Eliphas Levy dice al respecto: "Era un alfabeto numeral y jeroglífico manifestado mediante caracteres y números una serie de ideas universales y absolutas; luego, una escala de diez números multiplicados por cuatro símbolos y unidos junto por doce figuras representando los doce signos del zodiaco, más cuatro genios, los de los cuatro puntos cardinales". 
El nombre "Tarot" deriva de Toth, personaje mitológico anterior a los egipcios. 
El esplendor, la gloria y el tecnicismo conservado en la civilización egipcia tiene como base las enseñanzas del Libro de Toth. La antigüedad de ese libro es de 10.000 a 30.000 años. 

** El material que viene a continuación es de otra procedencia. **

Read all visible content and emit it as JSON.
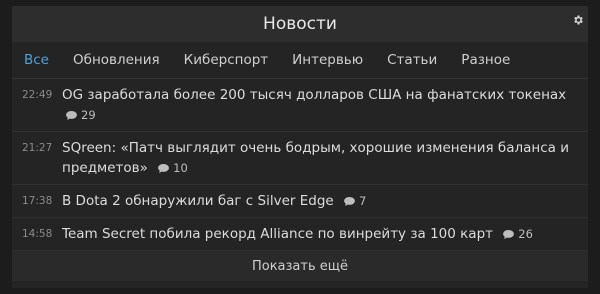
{
  "header": {
    "title": "Новости",
    "settings_icon": "gear-icon"
  },
  "tabs": [
    {
      "label": "Все",
      "active": true
    },
    {
      "label": "Обновления",
      "active": false
    },
    {
      "label": "Киберспорт",
      "active": false
    },
    {
      "label": "Интервью",
      "active": false
    },
    {
      "label": "Статьи",
      "active": false
    },
    {
      "label": "Разное",
      "active": false
    }
  ],
  "news": [
    {
      "time": "22:49",
      "title": "OG заработала более 200 тысяч долларов США на фанатских токенах",
      "comments": "29"
    },
    {
      "time": "21:27",
      "title": "SQreen: «Патч выглядит очень бодрым, хорошие изменения баланса и предметов»",
      "comments": "10"
    },
    {
      "time": "17:38",
      "title": "В Dota 2 обнаружили баг с Silver Edge",
      "comments": "7"
    },
    {
      "time": "14:58",
      "title": "Team Secret побила рекорд Alliance по винрейту за 100 карт",
      "comments": "26"
    }
  ],
  "show_more_label": "Показать ещё",
  "colors": {
    "accent": "#4aa3df",
    "background": "#1c1c1c",
    "panel": "#242424",
    "header": "#2d2d2d"
  }
}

Toth, su creador, era un escriba atlante; se le representa como un ser humano con cabeza de ibis. Su morada era Hermópolis, ciudad a la que se accedía por túneles secretos, y se la sitúa subterráneamente; su entrada principal estaba bajo la Gran Pirámide o quizá bajo la Esfinge. 
Las cartas de Tarot que corresponden a las láminas del Libro de Toth aparecen por primera vez en China en el año 1120. 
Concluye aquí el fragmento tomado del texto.